Liverpool’s academy players told to be humble as Reds seek to discourage the football ‘bubble’

Liverpool’s academy players are being taught to work hard and stay humble, with a message that they must understand the club’s supporters.

The Reds have recently introduced a £40,000 per-year maximum wage for their academy players under the age of 17, while also cutting the number of youth players by 15% in order to focus on quality over quantity.

With a clear pathway to the first-team available to the talented youngsters under Jurgen Klopp, the club seek to educate the players on the dangers of living within the bubble of football.

“The biggest problem is that you can have too much, too soon,” explains academy director Alex Inglethorpe to CNN.

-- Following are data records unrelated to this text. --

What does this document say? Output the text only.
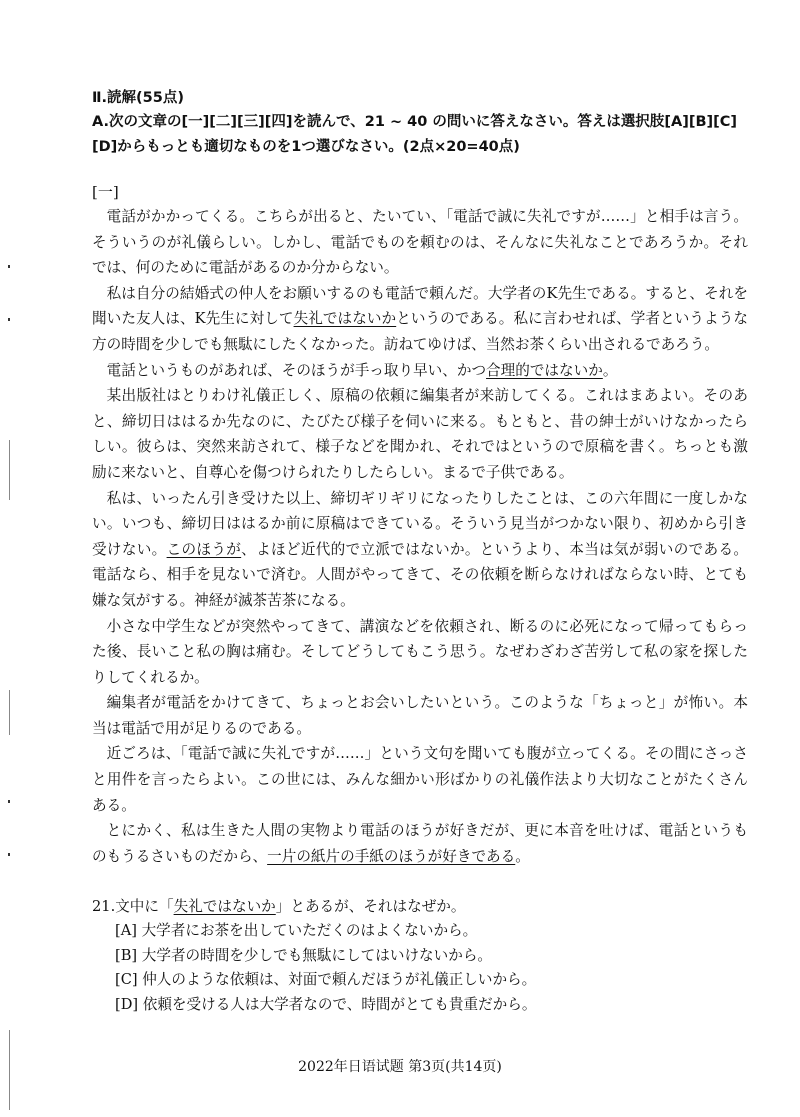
Ⅱ.読解(55点)
A.次の文章の[一][二][三][四]を読んで、21 ~ 40 の問いに答えなさい。答えは選択肢[A][B][C][D]からもっとも適切なものを1つ選びなさい。(2点×20=40点)
[一]

電話がかかってくる。こちらが出ると、たいてい、「電話で誠に失礼ですが……」と相手は言う。そういうのが礼儀らしい。しかし、電話でものを頼むのは、そんなに失礼なことであろうか。それでは、何のために電話があるのか分からない。

私は自分の結婚式の仲人をお願いするのも電話で頼んだ。大学者のK先生である。すると、それを聞いた友人は、K先生に対して失礼ではないかというのである。私に言わせれば、学者というような方の時間を少しでも無駄にしたくなかった。訪ねてゆけば、当然お茶くらい出されるであろう。

電話というものがあれば、そのほうが手っ取り早い、かつ合理的ではないか。

某出版社はとりわけ礼儀正しく、原稿の依頼に編集者が来訪してくる。これはまあよい。そのあと、締切日ははるか先なのに、たびたび様子を伺いに来る。もともと、昔の紳士がいけなかったらしい。彼らは、突然来訪されて、様子などを聞かれ、それではというので原稿を書く。ちっとも激励に来ないと、自尊心を傷つけられたりしたらしい。まるで子供である。

私は、いったん引き受けた以上、締切ギリギリになったりしたことは、この六年間に一度しかない。いつも、締切日ははるか前に原稿はできている。そういう見当がつかない限り、初めから引き受けない。このほうが、よほど近代的で立派ではないか。というより、本当は気が弱いのである。電話なら、相手を見ないで済む。人間がやってきて、その依頼を断らなければならない時、とても嫌な気がする。神経が滅茶苦茶になる。

小さな中学生などが突然やってきて、講演などを依頼され、断るのに必死になって帰ってもらった後、長いこと私の胸は痛む。そしてどうしてもこう思う。なぜわざわざ苦労して私の家を探したりしてくれるか。

編集者が電話をかけてきて、ちょっとお会いしたいという。このような「ちょっと」が怖い。本当は電話で用が足りるのである。

近ごろは、「電話で誠に失礼ですが……」という文句を聞いても腹が立ってくる。その間にさっさと用件を言ったらよい。この世には、みんな細かい形ばかりの礼儀作法より大切なことがたくさんある。

とにかく、私は生きた人間の実物より電話のほうが好きだが、更に本音を吐けば、電話というものもうるさいものだから、一片の紙片の手紙のほうが好きである。

21.文中に「失礼ではないか」とあるが、それはなぜか。
[A] 大学者にお茶を出していただくのはよくないから。
[B] 大学者の時間を少しでも無駄にしてはいけないから。
[C] 仲人のような依頼は、対面で頼んだほうが礼儀正しいから。
[D] 依頼を受ける人は大学者なので、時間がとても貴重だから。
2022年日语试题 第3页(共14页)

“We are in a very privileged position and you can exist in something of a bubble. Young players have to try hard and be humble. They have to understand that the man on the street who watches the first team play is different to them.”

Liverpool’s academy staff ensure the young players are educated about more than just football and regularly partake in community events such as attending local homeless shelters, while earlier this year the Reds’ under 14s and 15s visited Auschwitz during a tournament in Poland.

KIRKBY, ENGLAND - Saturday, September 24, 2016: Liverpool take on Everton during the Under-18 FA Premier League match at the Kirkby Academy. (Pic by David Rawcliffe/Propaganda)

With the gap between the man in the stands and the man on the pitch now greater than ever, Inglethorpe explains how the club seek to get across the message to their young players.

“It’s really important to for them to understand what it’s like to play for those supporters who turn up every week and what that badge represents to the fans here and across the world.

“It can be daunting and it takes a special kind of character to play for a club like this and handle that level of expectation. You can’t hide that.”

After years of struggling to produce talent, the work done by Inglethorpe since he came into the club appears to be begging to bear fruit, with Trent Alexander-Arnold, Ovie Ejaria and Ben Woodburn getting their first team debuts so far this season.

With long-term plans being discussed to merge the academy and first-team training sites, Liverpool will hopefully return to producing academy players with an understanding of the club.